Choose the country you would like your children to settle in apart from home, and it will be understood what the consequences of the IRGC prevailing over the United States are.

By: M.D. Nalapat
Last Updated: April 5, 2026 02:45:22 IST

The war between the US and Israel on one side and Iran and its proxies on the other is taking place amidst the backdrop of a cacophony of voices rooting for the IRGC. For when we consider Iran, it must never be forgotten that the country is in effect controlled by the IRGC. Voices of support have come from a multitude of countries, including Germany, the UK, Canada and India. Such individuals need to reflect on what the consequences of an IRGC victory would mean for the world. First, it would boost the confidence of the Chinese Communist Party leadership that they could prevail against the US in the battle for primacy now extant across the globe. The CCP leadership would multiply its efforts at reducing the power and influence of democratic countries. The same would be the case with the IRGC and other allies (or in some cases satellites) of the PRC. Countries bordering the PRC would in particular get weakened, making it easier for the PRC to sabotage growth and to promote rebellion against the elected governments of target countries. Dictators would get a confidence boost in their survivability, now that the PRC has shown that a dictatorial regime can prevail over the US. With all its faults, and despite all the drama surrounding President Trump, citizens of the US know that there are limits to Presidential power.

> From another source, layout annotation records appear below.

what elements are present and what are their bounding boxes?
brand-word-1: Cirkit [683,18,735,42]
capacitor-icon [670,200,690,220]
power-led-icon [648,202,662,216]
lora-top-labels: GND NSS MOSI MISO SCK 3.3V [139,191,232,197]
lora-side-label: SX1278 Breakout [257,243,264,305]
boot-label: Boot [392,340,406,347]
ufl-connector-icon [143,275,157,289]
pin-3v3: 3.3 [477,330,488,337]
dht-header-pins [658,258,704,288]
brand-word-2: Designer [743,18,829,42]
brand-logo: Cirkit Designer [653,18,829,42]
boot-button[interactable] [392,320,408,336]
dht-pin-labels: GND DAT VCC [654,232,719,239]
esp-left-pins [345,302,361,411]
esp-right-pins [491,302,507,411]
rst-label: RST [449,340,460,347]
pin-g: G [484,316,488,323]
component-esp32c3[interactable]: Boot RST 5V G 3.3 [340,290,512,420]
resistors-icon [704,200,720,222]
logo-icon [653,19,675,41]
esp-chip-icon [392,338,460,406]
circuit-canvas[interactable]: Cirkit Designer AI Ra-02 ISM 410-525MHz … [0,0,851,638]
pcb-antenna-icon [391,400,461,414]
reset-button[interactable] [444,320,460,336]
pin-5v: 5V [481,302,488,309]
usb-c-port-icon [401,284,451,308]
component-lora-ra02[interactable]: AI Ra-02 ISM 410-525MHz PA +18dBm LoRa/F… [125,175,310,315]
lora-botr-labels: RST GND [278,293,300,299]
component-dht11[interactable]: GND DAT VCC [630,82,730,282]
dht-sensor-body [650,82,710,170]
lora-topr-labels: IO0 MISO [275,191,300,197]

The ability of the US President to levy punitive tariffs has been substantially curtailed by the US Supreme Court, while a single judge has stopped work on the ballroom designed by Trump for the White House—the Trump Ballroom, as it is likely to be named if completed.

In the PRC the courts and the legislature function as subordinate institutions to the Office of the General Secretary of the CCP, just as they do in Iran where the IRGC-backed leadership is concerned. Rather than democracy becoming the wave of the future, what is likely is that more and more democracies will turn into quasi or full-fledged dictatorships. As for the arts and culture, a democracy would not have the stultifying grip of the censor. In some countries, a word or sentence even mildly critical of the government of a country can send the writer to jail. Looking at the world of letters, who can forget the epochal decision of the US Supreme Court to allow a book, Ulysses, written by James Joyce into the US. A lower court had banned the book. Were the Supreme Court to have followed that precedent, the volume of literature, good or bad, coming out of the US would be much smaller. An ambience of freedom is needed for the green shoots of creativity to mature, and dictatorships do not have that.

Importantly, an IRGC victory would mean that Iran will have a chokehold over the Strait of Hormuz, which is an international waterway. This would give Iran the power of blackmailing countries into doing what is in the interests of the IRGC-ruled state. And as for terrorist incidents, they would rise exponentially. “Terrortron” modules that were lying quiet would spring into activity and cause havoc in several countries. The Rule of Law would be replaced by the rule of those who scorn efforts to get them to follow any rules. What each individual dictator wants would be the law. It would be a much less predictable world, with what may be called the Age of Disorder.

For autocrats make up the rules as they go along, often contradictory ones, and among the ill-effects of such a situation would be a decline in technical knowledge. Once the grabbing of the Strait of Hormuz takes place, other radicals in countries such as Egypt may get emboldened to try and seize control, to establish similar chokeholds over the Suez or Panama canals, or even the South China Sea and the Taiwan Straits. Should the US and its partners cede primacy to the PRC and its satellites and allies, economic growth across the world would be affected. Much has been made of the rapid growth of the PRC during the 1980s and 1990s. What is forgotten is that this took place in a world where the primary power, the US, was a democracy. Scholarship and innovation require flexibility rather than gauge progress by following rules prescribed by autocrats who have scant knowledge of the subjects they are laying down a path for. Rules are meant to facilitate growth, not stifle it.

Once again executions are taking place in Iran on a weekly basis, including the state-sanctioned murder of a young woman. Her “crime” was to play basketball with some boys without wearing a hijab. There is a reason why migration takes place from autocracies to democracies. It is because life for the many is usually better in a democracy. Or in other words, the IRGC fails and gets replaced at long last by the rule of those who believe in democracy. Choose the country you would like your children to settle in apart from home, and it will be understood what the consequences of the IRGC prevailing over the US are. As for Israel, the only Jewish-majority country in the world would witness a sharp rise in terror incidence, and a much more dangerous security environment in a region where the IRGC is dominant. The same would be the case for the GCC countries, for the Iranian leadership opposes the sheikhs who rule in the GCC. Of course, the same leadership sees no incongruity in itself ruling Iran in a manner far more autocratic than the royal families of the GCC. For those who value freedom, the choice is obvious. The IRGC must not be allowed to prevail over the democracies fighting against the regime sheltered by the Iranian Revolutionary Guard Corps. Hopefully, for once, President Trump will be accurate and the Iran war will end in a couple of weeks with a “more reasonable regime” as its replacement. Seeking the destruction of a country because it is Jewish (Israel) or a democracy (US) goes against any principle of humanity and needs to be remedied through a regime change caused majorly by the Iranian people themselves.